A Multisensor satellite‐based assessment of biomass burning aerosol radiative impact over Amazonia

Abstract

Using spatially and temporally collocated multispectral, multiangle and broadband data sets from the Terra satellite, the role of biomass burning (BB) smoke particles on cloud‐free top of atmosphere (TOA) direct shortwave aerosol radiative forcing (SWARF) is examined. A 5‐year analysis during the peak biomass burning months of August and September is presented over South America (0°–20°S and 45°W–65°W). Our results indicate that over 5 years, the TOA diurnally averaged SWARF (DSWARF) from the Clouds and the Earth's Radiant Energy System (CERES) scanner ranges between −5.2 Wm−2 and −9.4 Wm−2 with a mean value of −7.6 Wm−2 and an estimated uncertainty of ±1.4 Wm−2. The corresponding Multi Angle Spectroradiometer (MISR) aerosol optical thickness (AOT at 0.558 μm) ranged from 0.15 to 0.36 with a mean value of 0.24. The estimated mean TOA aerosol radiative forcing efficiency (Eτ) is −44.2 Wm−2τ−1 and is in good agreement with previous studies.
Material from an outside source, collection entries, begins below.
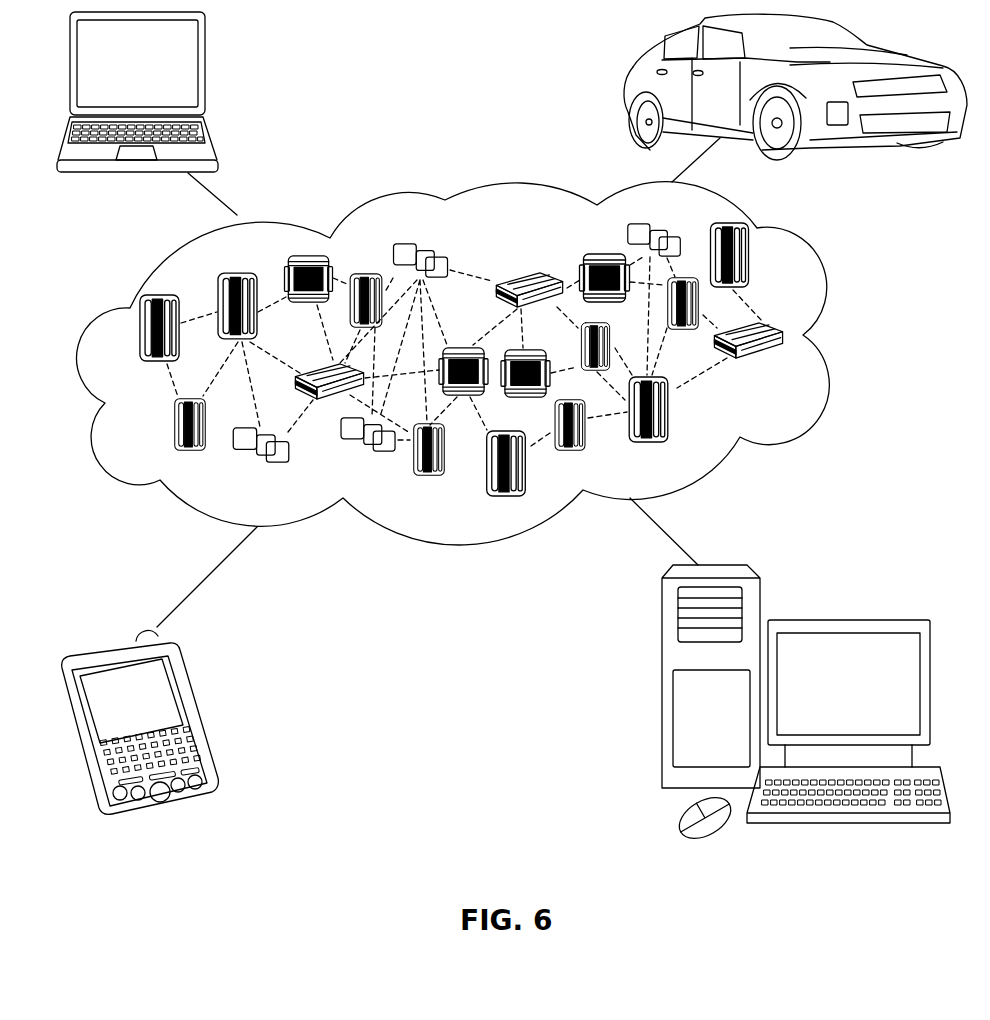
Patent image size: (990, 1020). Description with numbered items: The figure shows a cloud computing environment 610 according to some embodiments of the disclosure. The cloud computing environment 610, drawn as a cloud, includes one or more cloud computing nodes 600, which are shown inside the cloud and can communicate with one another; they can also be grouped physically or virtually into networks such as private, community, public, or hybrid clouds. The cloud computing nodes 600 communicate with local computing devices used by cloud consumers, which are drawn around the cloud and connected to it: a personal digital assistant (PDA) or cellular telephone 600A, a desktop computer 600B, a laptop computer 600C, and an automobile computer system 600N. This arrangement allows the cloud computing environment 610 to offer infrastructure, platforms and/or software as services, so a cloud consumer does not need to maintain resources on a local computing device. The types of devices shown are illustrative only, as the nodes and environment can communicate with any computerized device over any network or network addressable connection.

The cloud computing nodes 600 is at (790, 367).
The cloud computing environment 610 is at (847, 342).
The personal digital assistant (PDA) or cellular telephone 600A is at (200, 716).
The desktop computer 600B is at (845, 618).
The laptop computer 600C is at (207, 72).
The automobile computer system 600N is at (632, 96).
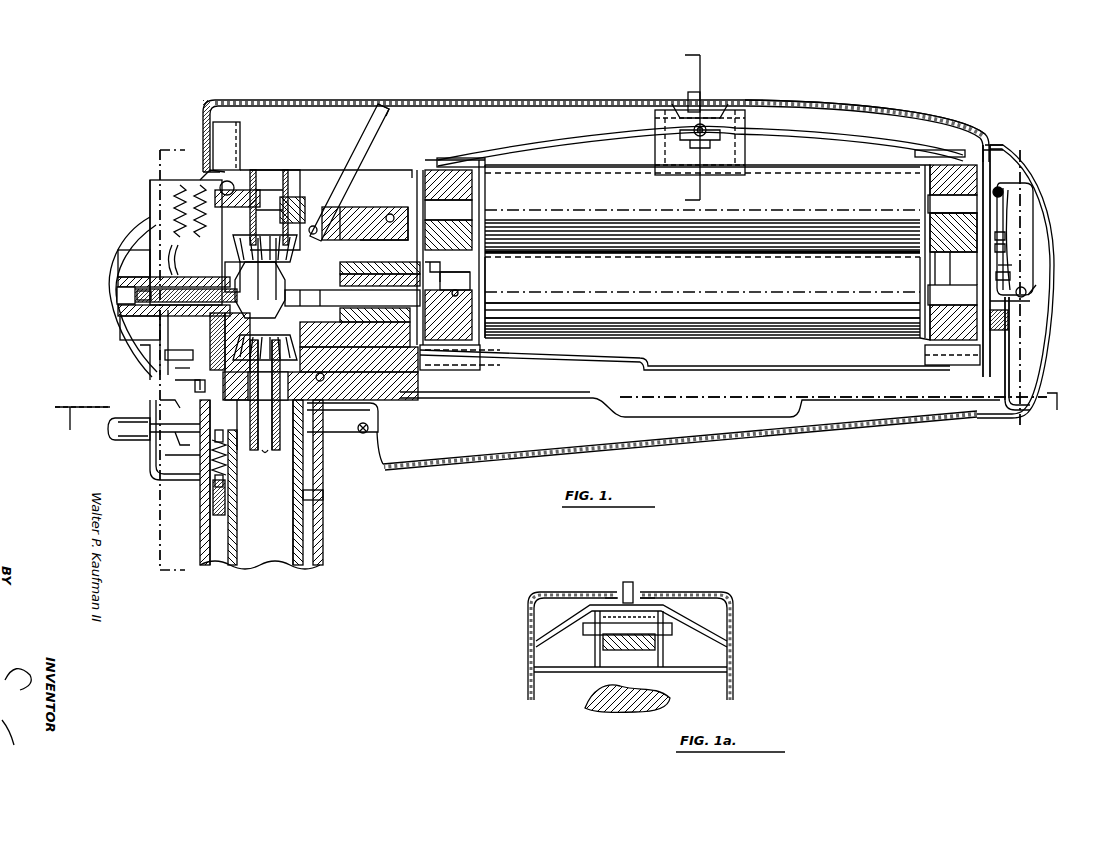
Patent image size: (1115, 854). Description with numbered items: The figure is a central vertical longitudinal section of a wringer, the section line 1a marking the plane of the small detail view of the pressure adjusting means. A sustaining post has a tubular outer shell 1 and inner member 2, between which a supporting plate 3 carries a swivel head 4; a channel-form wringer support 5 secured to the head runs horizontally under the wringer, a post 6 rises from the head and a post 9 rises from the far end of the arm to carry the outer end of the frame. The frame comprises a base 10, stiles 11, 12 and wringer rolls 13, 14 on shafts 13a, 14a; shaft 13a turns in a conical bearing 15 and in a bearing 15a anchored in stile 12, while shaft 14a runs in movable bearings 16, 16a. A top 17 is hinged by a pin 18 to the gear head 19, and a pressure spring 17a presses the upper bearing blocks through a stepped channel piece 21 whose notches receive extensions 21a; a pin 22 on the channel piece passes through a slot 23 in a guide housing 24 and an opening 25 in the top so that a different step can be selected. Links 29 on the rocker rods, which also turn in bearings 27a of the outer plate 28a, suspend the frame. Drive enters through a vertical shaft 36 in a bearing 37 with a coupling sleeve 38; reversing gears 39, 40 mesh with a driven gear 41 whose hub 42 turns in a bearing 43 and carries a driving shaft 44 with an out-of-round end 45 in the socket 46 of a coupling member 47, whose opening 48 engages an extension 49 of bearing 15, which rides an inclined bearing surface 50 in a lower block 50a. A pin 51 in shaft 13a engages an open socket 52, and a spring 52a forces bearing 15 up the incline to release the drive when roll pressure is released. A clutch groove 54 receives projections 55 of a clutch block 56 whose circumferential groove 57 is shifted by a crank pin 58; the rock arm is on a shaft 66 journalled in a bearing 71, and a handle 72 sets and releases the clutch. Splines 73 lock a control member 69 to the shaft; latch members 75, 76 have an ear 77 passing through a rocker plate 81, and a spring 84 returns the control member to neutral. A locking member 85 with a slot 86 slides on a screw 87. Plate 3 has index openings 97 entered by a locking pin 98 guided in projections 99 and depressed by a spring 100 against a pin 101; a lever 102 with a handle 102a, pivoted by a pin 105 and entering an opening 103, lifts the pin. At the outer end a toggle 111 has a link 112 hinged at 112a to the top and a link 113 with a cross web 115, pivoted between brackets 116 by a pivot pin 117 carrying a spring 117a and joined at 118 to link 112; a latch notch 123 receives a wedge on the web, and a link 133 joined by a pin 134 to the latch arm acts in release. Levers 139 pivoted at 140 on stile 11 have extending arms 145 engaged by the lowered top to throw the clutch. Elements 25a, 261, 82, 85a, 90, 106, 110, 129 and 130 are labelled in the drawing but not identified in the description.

In FIG. 1, the outer shell 1 is at (325, 545).
In FIG. 1, the inner member 2 is at (555, 416).
In FIG. 1, the supporting plate 3 is at (323, 495).
In FIG. 1, the swivel head 4 is at (305, 440).
In FIG. 1, the wringer support 5 is at (455, 470).
In FIG. 1, the post 6 is at (200, 470).
In FIG. 1, the post 9 is at (1012, 382).
In FIG. 1, the base 10 is at (585, 358).
In FIG. 1, the stile 11 is at (458, 158).
In FIG. 1, the stile 12 is at (930, 152).
In FIG. 1, the wringer roll 13 is at (690, 318).
In FIG. 1, the shaft 13a is at (935, 295).
In FIG. 1, the wringer roll 14 is at (770, 178).
In FIG. 1, the shaft 14a is at (940, 202).
In FIG. 1, the bearing 15 is at (472, 270).
In FIG. 1, the bearing 15a is at (940, 345).
In FIG. 1, the movable bearing 16 is at (472, 235).
In FIG. 1, the movable bearing 16a is at (935, 222).
In FIG. 1, the top 17 is at (838, 100).
In FIG. 1, the pressure spring 17a is at (582, 145).
In FIG. 1, the pin 18 is at (234, 182).
In FIG. 1, the gear head 19 is at (290, 195).
In FIG. 1, the channel piece 21 is at (655, 121).
In FIG. 1a, the channel piece 21 is at (585, 670).
In FIG. 1a, the extensions 21a is at (583, 635).
In FIG. 1, the pin 22 is at (698, 92).
In FIG. 1a, the pin 22 is at (632, 584).
In FIG. 1, the slot 23 is at (704, 125).
In FIG. 1a, the slot 23 is at (645, 598).
In FIG. 1, the guide housing 24 is at (728, 108).
In FIG. 1a, the guide housing 24 is at (672, 614).
In FIG. 1, the opening 25 is at (702, 124).
In FIG. 1a, the opening 25 is at (620, 598).
In FIG. 1, the link 25a is at (175, 371).
In FIG. 1, the frame plate 261 is at (535, 365).
In FIG. 1, the bearings 27a is at (1000, 375).
In FIG. 1, the plate 28a is at (984, 360).
In FIG. 1, the links 29 is at (162, 372).
In FIG. 1, the vertical shaft 36 is at (280, 380).
In FIG. 1, the bearing 37 is at (290, 398).
In FIG. 1, the coupling sleeve 38 is at (282, 414).
In FIG. 1, the reversing gear 39 is at (324, 380).
In FIG. 1, the reversing gear 40 is at (305, 205).
In FIG. 1, the driven gear 41 is at (340, 218).
In FIG. 1, the hub 42 is at (348, 228).
In FIG. 1, the bearing 43 is at (375, 218).
In FIG. 1, the driving shaft 44 is at (380, 264).
In FIG. 1, the out-of-round end 45 is at (335, 296).
In FIG. 1, the out-of-round socket 46 is at (380, 277).
In FIG. 1, the coupling member 47 is at (355, 333).
In FIG. 1, the out-of-round opening 48 is at (375, 316).
In FIG. 1, the extension 49 is at (431, 267).
In FIG. 1, the inclined bearing surface 50 is at (488, 303).
In FIG. 1, the lower block 50a is at (488, 319).
In FIG. 1, the pin 51 is at (460, 292).
In FIG. 1, the open socket 52 is at (470, 278).
In FIG. 1, the spring 52a is at (450, 262).
In FIG. 1, the clutch groove 54 is at (264, 248).
In FIG. 1, the projections 55 is at (260, 269).
In FIG. 1, the clutch block 56 is at (265, 339).
In FIG. 1, the circumferential groove 57 is at (232, 274).
In FIG. 1, the crank pin 58 is at (260, 291).
In FIG. 1, the shaft 66 is at (174, 248).
In FIG. 1, the control member 69 is at (134, 263).
In FIG. 1, the bearing 71 is at (230, 343).
In FIG. 1, the handle 72 is at (115, 262).
In FIG. 1, the splines 73 is at (177, 295).
In FIG. 1, the latch member 75 is at (150, 240).
In FIG. 1, the latch member 76 is at (170, 252).
In FIG. 1, the ear 77 is at (150, 332).
In FIG. 1, the rocker plate 81 is at (125, 352).
In FIG. 1, the spring 82 is at (198, 215).
In FIG. 1, the spring 84 is at (178, 200).
In FIG. 1, the locking member 85 is at (175, 385).
In FIG. 1, the link end 85a is at (198, 177).
In FIG. 1, the slot 86 is at (185, 388).
In FIG. 1, the screw 87 is at (160, 403).
In FIG. 1, the slide 90 is at (170, 355).
In FIG. 1, the index openings 97 is at (200, 520).
In FIG. 1, the locking pin 98 is at (228, 520).
In FIG. 1, the projections 99 is at (165, 456).
In FIG. 1, the spring 100 is at (212, 458).
In FIG. 1, the pin 101 is at (226, 490).
In FIG. 1, the lever 102 is at (130, 438).
In FIG. 1, the handle 102a is at (134, 434).
In FIG. 1, the opening 103 is at (244, 460).
In FIG. 1, the pin 105 is at (175, 438).
In FIG. 1, the section line 106 is at (86, 406).
In FIG. 1, the nut 110 is at (173, 293).
In FIG. 1, the toggle 111 is at (1022, 186).
In FIG. 1, the link 112 is at (1012, 276).
In FIG. 1, the hinge 112a is at (995, 145).
In FIG. 1, the link 113 is at (1025, 215).
In FIG. 1, the cross web 115 is at (1010, 236).
In FIG. 1, the brackets 116 is at (998, 186).
In FIG. 1, the pivot pin 117 is at (1025, 165).
In FIG. 1, the spring 117a is at (1020, 200).
In FIG. 1, the pivotal connection 118 is at (1026, 291).
In FIG. 1, the latch notch 123 is at (1030, 302).
In FIG. 1, the pin 129 is at (1008, 248).
In FIG. 1, the bearing 130 is at (985, 250).
In FIG. 1, the link 133 is at (1010, 265).
In FIG. 1, the pin 134 is at (1036, 290).
In FIG. 1, the levers 139 is at (380, 128).
In FIG. 1, the pivot connection 140 is at (350, 198).
In FIG. 1, the extending arms 145 is at (374, 108).
In FIG. 1, the section line 1a is at (688, 197).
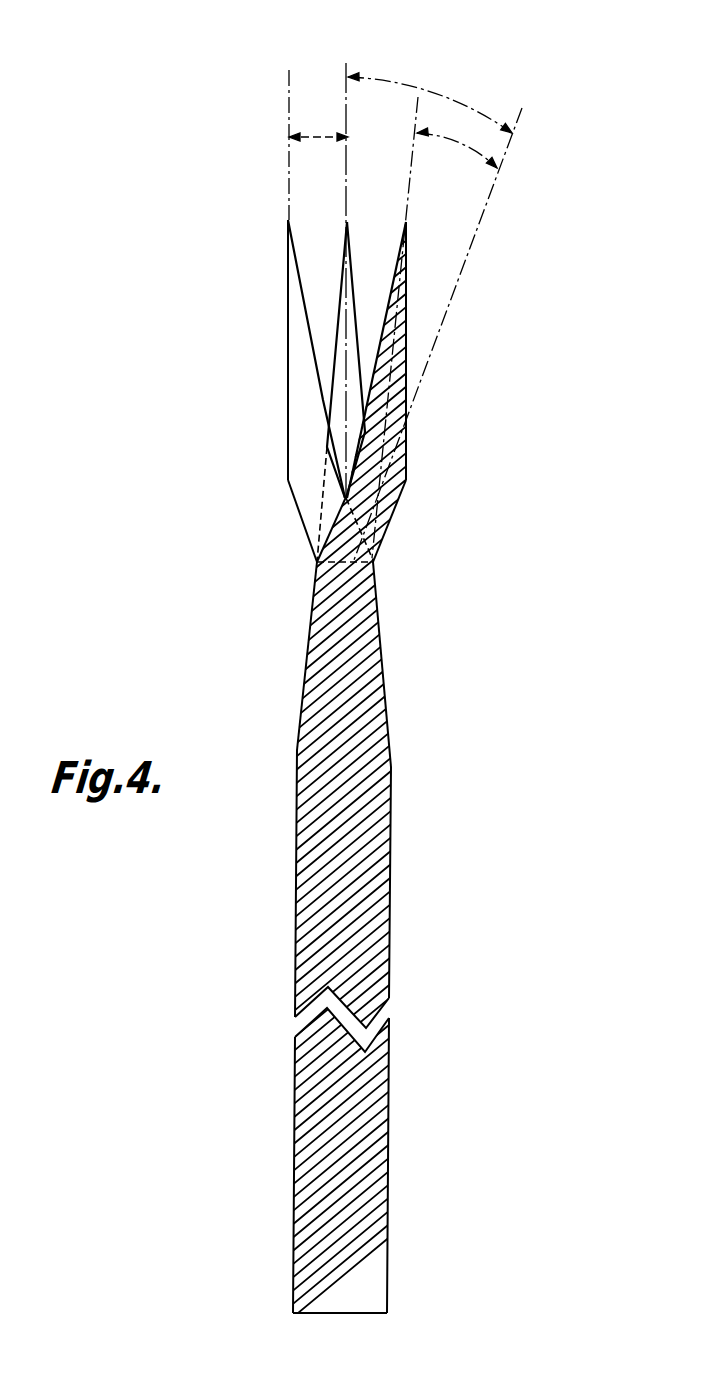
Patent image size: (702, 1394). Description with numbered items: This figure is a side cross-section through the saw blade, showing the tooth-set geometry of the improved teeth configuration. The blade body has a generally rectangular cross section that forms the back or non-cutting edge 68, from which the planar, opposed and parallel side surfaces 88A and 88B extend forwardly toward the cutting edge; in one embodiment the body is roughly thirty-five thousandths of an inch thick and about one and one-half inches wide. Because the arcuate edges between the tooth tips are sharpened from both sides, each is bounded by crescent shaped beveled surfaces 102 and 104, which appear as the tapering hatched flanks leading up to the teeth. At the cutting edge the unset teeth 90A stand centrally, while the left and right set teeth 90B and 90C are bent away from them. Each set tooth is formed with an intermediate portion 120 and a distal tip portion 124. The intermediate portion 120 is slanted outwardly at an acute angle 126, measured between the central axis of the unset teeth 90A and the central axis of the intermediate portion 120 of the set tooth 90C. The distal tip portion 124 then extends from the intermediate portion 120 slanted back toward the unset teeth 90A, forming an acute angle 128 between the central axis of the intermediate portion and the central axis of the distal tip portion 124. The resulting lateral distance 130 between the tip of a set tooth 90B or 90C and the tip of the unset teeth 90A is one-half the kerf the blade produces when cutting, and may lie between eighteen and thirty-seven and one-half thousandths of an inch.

The back edge 68 is at (345, 1313).
The side surface 88A is at (295, 1102).
The side surface 88B is at (390, 1101).
The unset teeth 90A is at (347, 253).
The left set tooth 90B is at (288, 268).
The right set tooth 90C is at (406, 281).
The crescent shaped beveled surface 102 is at (309, 650).
The crescent shaped beveled surface 104 is at (383, 657).
The intermediate portion 120 is at (300, 518).
The distal tip portion 124 is at (287, 415).
The acute angle 126 is at (433, 86).
The acute angle 128 is at (463, 144).
The lateral distance 130 is at (318, 137).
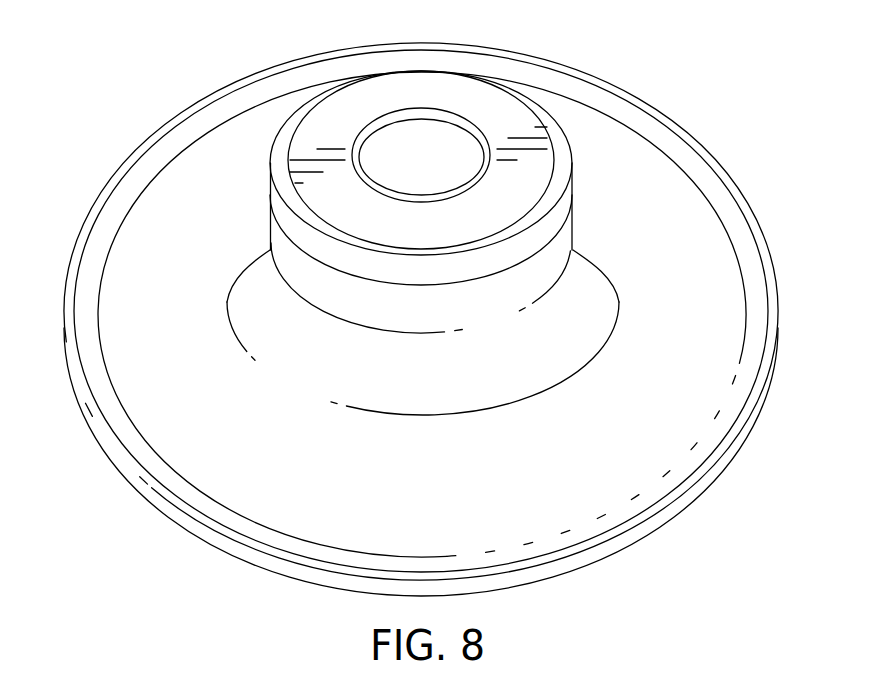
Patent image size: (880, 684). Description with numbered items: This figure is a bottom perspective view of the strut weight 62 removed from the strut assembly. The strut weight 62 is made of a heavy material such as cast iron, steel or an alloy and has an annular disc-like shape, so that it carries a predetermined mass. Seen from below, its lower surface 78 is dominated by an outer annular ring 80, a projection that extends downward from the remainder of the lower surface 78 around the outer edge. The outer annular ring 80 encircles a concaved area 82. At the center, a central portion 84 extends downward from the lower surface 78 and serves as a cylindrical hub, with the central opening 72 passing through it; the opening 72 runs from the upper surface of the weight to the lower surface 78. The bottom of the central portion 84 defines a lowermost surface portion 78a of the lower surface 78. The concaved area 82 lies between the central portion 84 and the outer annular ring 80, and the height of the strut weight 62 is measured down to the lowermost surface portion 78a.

The strut weight 62 is at (730, 95).
The central opening 72 is at (393, 150).
The lower surface 78 is at (140, 297).
The lowermost surface portion 78a is at (502, 115).
The outer annular ring 80 is at (768, 238).
The concaved area 82 is at (698, 332).
The central portion 84 is at (277, 235).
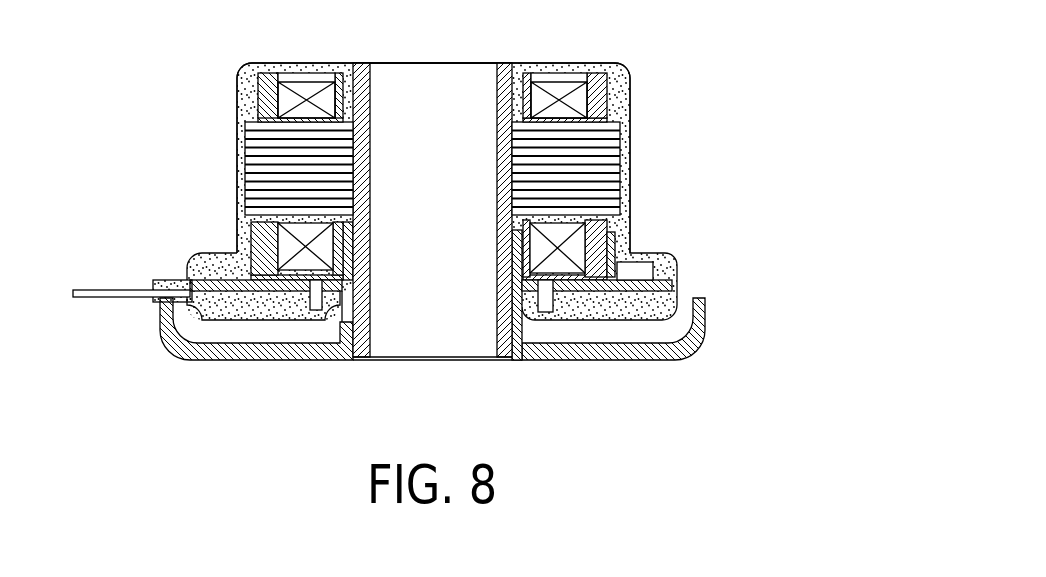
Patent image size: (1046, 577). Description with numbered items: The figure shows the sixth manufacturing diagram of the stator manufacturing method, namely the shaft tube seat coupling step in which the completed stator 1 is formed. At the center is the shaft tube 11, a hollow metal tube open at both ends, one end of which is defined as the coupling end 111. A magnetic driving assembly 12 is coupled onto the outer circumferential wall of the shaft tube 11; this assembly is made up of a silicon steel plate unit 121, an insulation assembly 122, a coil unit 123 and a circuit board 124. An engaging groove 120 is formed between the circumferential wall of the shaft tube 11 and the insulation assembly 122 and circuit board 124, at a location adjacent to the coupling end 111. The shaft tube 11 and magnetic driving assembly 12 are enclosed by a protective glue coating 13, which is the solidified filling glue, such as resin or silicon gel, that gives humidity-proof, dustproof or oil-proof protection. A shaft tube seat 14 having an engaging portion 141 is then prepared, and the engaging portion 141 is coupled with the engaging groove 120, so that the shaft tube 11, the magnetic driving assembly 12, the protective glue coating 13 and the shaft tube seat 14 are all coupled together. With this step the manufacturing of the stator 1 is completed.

The stator 1 is at (193, 172).
The shaft tube 11 is at (395, 332).
The coupling end 111 is at (505, 340).
The magnetic driving assembly 12 is at (798, 22).
The engaging groove 120 is at (563, 288).
The silicon steel plate unit 121 is at (610, 140).
The insulation assembly 122 is at (602, 243).
The coil unit 123 is at (577, 93).
The circuit board 124 is at (628, 283).
The protective glue coating 13 is at (250, 100).
The shaft tube seat 14 is at (673, 348).
The engaging portion 141 is at (512, 245).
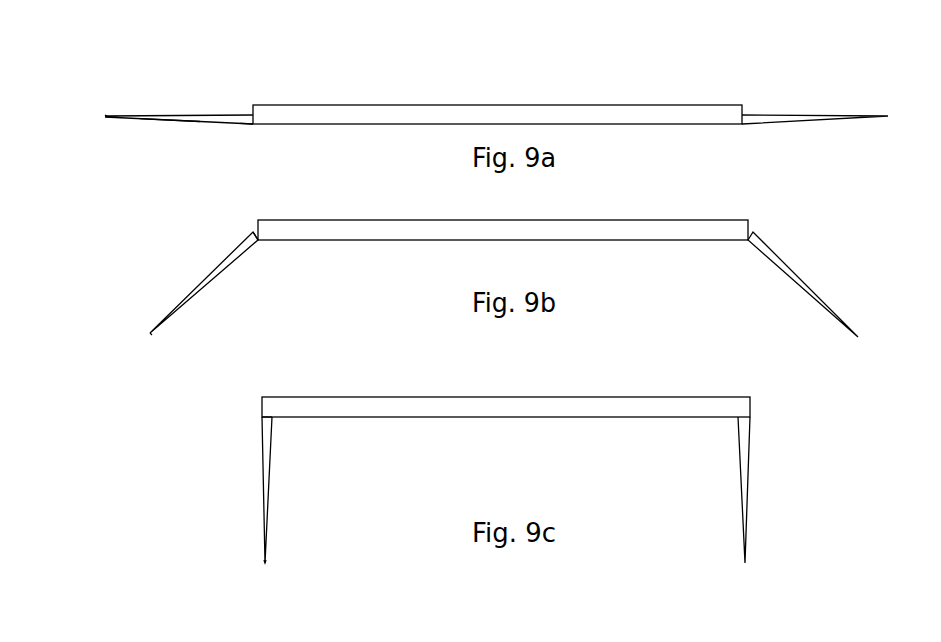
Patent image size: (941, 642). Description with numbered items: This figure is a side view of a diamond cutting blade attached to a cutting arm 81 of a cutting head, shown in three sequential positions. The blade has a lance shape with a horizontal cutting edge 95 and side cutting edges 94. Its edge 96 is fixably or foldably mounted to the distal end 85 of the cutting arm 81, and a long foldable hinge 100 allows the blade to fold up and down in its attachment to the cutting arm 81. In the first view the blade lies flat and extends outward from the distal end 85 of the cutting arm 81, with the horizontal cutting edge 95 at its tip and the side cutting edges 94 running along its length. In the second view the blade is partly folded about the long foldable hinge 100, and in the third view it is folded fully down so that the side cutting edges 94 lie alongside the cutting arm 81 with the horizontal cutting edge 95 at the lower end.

We also examined the beta versions of the MISR data products such as the angstrom exponent (AE) and fraction of AOT in different size bins to assess the role of BB aerosol particle properties on SWARF. Our analysis indicates that the MISR retrieved 5 year mean AE is 1.54. Contribution to total AOT from small, medium and large particles is 66%, 16% and 18% respectively. This is the first multiyear assessment of SWARF for biomass burning aerosol particles using satellite observations alone and should serve as a useful constraint for numerical modeling simulations that estimate SWARF.